Herolinda Metaj fragte nach der Besoldung in Behindertenwerkstätten. Die Beschäftigten erhalten ein Entgelt, das aber nicht mit einem Gehalt auf dem allgemeinen Arbeitsmarkt vergleichbar ist. Ihnen stehen Leistungen der Grundsicherung oder eine Rente sowie die Renten- und Krankenkassenbeiträge zu. Sturm plädierte dafür, dass auch Teilleistungen anerkannt und zertifiziert werden: „Das will die Landesregierung hinbekommen.“
Silke Ssymank, die kommunale Behindertenbeauftragte des Rhein-Neckar-Kreises, hatte den Termin leider absagen müssen. Die Runde besprach aber einige der durch sie angeregten Themen. Dabei ging es um die aktuelle Situation im ÖPNV, die umzusetzende Barrierefreiheit in Bestandsbauten und die Implementierung der Gebärdensprache. Allein in Baden-Württemberg fehlten beispielsweise hunderte Gebärdensprachdolmetscher, berichtete Fischer.

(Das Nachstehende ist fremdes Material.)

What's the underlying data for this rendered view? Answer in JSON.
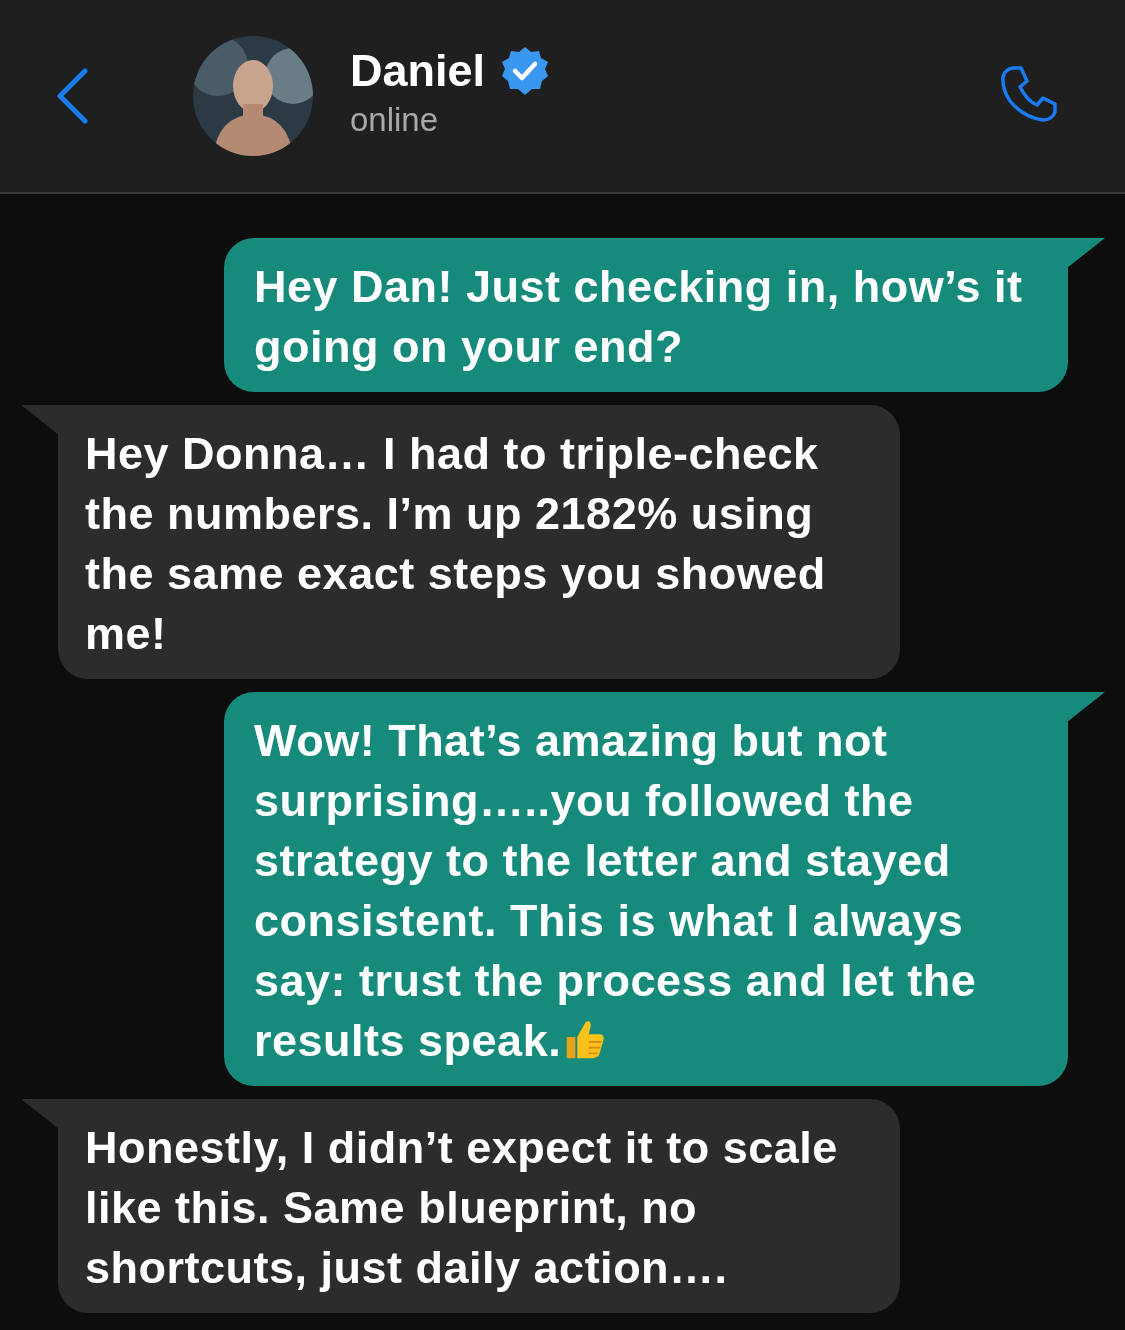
{
  "header": {
    "contact": {
      "name": "Daniel",
      "verified": true,
      "status": "online"
    }
  },
  "messages": [
    {
      "kind": "outgoing",
      "text": "Hey Dan! Just checking in, how’s it going on your end?"
    },
    {
      "kind": "incoming",
      "text": "Hey Donna… I had to triple-check the numbers. I’m up 2182% using the same exact steps you showed me!"
    },
    {
      "kind": "outgoing",
      "text": "Wow! That’s amazing but not surprising…..you followed the strategy to the letter and stayed consistent. This is what I always say: trust the process and let the results speak.",
      "ends_with_thumbs_up": true
    },
    {
      "kind": "incoming",
      "text": "Honestly, I didn’t expect it to scale like this. Same blueprint, no shortcuts, just daily action…."
    }
  ]
}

Große Pläne für Schrankenbuckel
„Wir haben eine Parallelwelt von der Schule bis zur Werkstatt. Alle Kinder brauchen geschützte Räume und alle Behinderten brauchen Verbündete, die mit ihnen an Türen rütteln, um an die Entscheidungsträger heranzukommen“, sagte die Behindertenbeauftragte des Landes.

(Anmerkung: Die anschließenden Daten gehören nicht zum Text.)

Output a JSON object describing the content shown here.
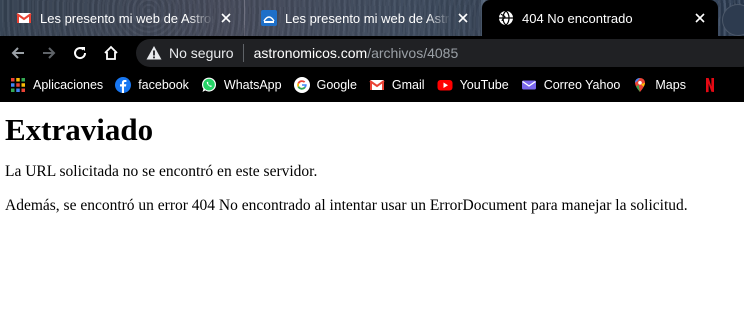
{
  "tabs": [
    {
      "title": "Les presento mi web de Astronomía",
      "favicon": "gmail-icon",
      "active": false
    },
    {
      "title": "Les presento mi web de Astronomía",
      "favicon": "site-icon",
      "active": false
    },
    {
      "title": "404 No encontrado",
      "favicon": "globe-icon",
      "active": true
    }
  ],
  "toolbar": {
    "security_label": "No seguro",
    "url_host": "astronomicos.com",
    "url_path": "/archivos/4085"
  },
  "bookmarks": [
    {
      "label": "Aplicaciones",
      "icon": "apps-grid-icon"
    },
    {
      "label": "facebook",
      "icon": "facebook-icon"
    },
    {
      "label": "WhatsApp",
      "icon": "whatsapp-icon"
    },
    {
      "label": "Google",
      "icon": "google-icon"
    },
    {
      "label": "Gmail",
      "icon": "gmail-icon"
    },
    {
      "label": "YouTube",
      "icon": "youtube-icon"
    },
    {
      "label": "Correo Yahoo",
      "icon": "yahoo-mail-icon"
    },
    {
      "label": "Maps",
      "icon": "maps-icon"
    },
    {
      "label": "",
      "icon": "netflix-icon"
    }
  ],
  "page": {
    "heading": "Extraviado",
    "paragraph1": "La URL solicitada no se encontró en este servidor.",
    "paragraph2": "Además, se encontró un error 404 No encontrado al intentar usar un ErrorDocument para manejar la solicitud."
  },
  "colors": {
    "chrome_bg": "#000000",
    "omnibox_bg": "#202124",
    "url_path": "#9aa0a6",
    "gmail_red": "#EA4335",
    "facebook_blue": "#1877F2",
    "whatsapp_green": "#25D366",
    "youtube_red": "#FF0000",
    "yahoo_purple": "#7B68EE",
    "netflix_red": "#E50914"
  }
}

Anschließend besuchten die Gäste die betreute Wohnanlage des Pflegedienstes Triebskorn in der Hauptstraße. Hier kam noch Holger Ahlbrecht vom CDU-Gemeindeverband Reilingen dazu. Pflegedienst-Geschäftsführer Gazmend Wiedmaier stellte das Projekt vor. Die Wohnungen gegenüber dem katholischen Gemeindezentrum sind alle belegt, es gibt eine Warteliste mit über 30 Interessenten. Im Haus für betreutes Wohnen stehen 27 Wohnungen zur Verfügung. Es gibt aber auch Einheiten ohne Seniorenbindung.

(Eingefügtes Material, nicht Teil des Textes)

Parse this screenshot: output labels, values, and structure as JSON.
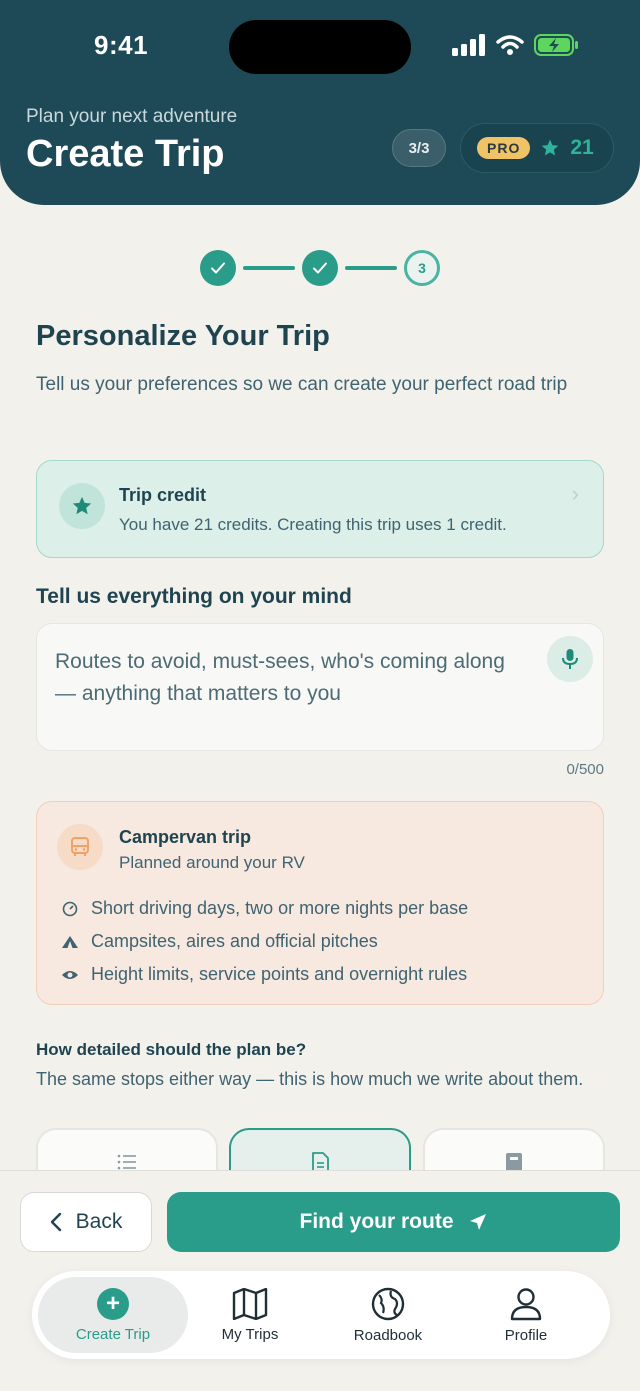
{
  "status_bar": {
    "time": "9:41"
  },
  "header": {
    "subtitle": "Plan your next adventure",
    "title": "Create Trip",
    "step_indicator": "3/3",
    "pro_label": "PRO",
    "credit_count": "21"
  },
  "stepper": {
    "current_step": "3",
    "steps": 3
  },
  "section": {
    "title": "Personalize Your Trip",
    "description": "Tell us your preferences so we can create your perfect road trip"
  },
  "credit_card": {
    "title": "Trip credit",
    "text": "You have 21 credits. Creating this trip uses 1 credit."
  },
  "mind": {
    "label": "Tell us everything on your mind",
    "placeholder": "Routes to avoid, must-sees, who's coming along — anything that matters to you",
    "char_count": "0/500"
  },
  "camper": {
    "title": "Campervan trip",
    "subtitle": "Planned around your RV",
    "features": [
      {
        "icon": "gauge-icon",
        "text": "Short driving days, two or more nights per base"
      },
      {
        "icon": "tent-icon",
        "text": "Campsites, aires and official pitches"
      },
      {
        "icon": "eye-icon",
        "text": "Height limits, service points and overnight rules"
      }
    ]
  },
  "detail": {
    "question": "How detailed should the plan be?",
    "description": "The same stops either way — this is how much we write about them.",
    "options": [
      {
        "icon": "list-icon",
        "selected": false
      },
      {
        "icon": "document-icon",
        "selected": true
      },
      {
        "icon": "book-icon",
        "selected": false
      }
    ]
  },
  "actions": {
    "back": "Back",
    "find": "Find your route"
  },
  "tabs": [
    {
      "label": "Create Trip",
      "icon": "plus-circle-icon",
      "active": true
    },
    {
      "label": "My Trips",
      "icon": "map-icon",
      "active": false
    },
    {
      "label": "Roadbook",
      "icon": "globe-icon",
      "active": false
    },
    {
      "label": "Profile",
      "icon": "person-icon",
      "active": false
    }
  ],
  "colors": {
    "primary": "#2a9c8a",
    "header": "#1e4a57",
    "pro": "#f0c466",
    "camper_accent": "#f2a266"
  }
}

Das Projekt war vor mittlerweile fünf Jahren eingeweiht worden. Die Planungen für ein neues Projekt am Schrankenbuckel liefen aber auch schon, verriet Wiedmaier: „Dort werden wir noch einiges mehr verwirklichen.“ Er berichtete den Gästen noch von den Impfaktionen des Pflegedienstes Triebskorn mit Hilfe eines mobilen Impfteams des Rhein-Neckar-Kreises, bevor die Gruppe abschließend einige Räume der Wohnanlage besichtigen durfte.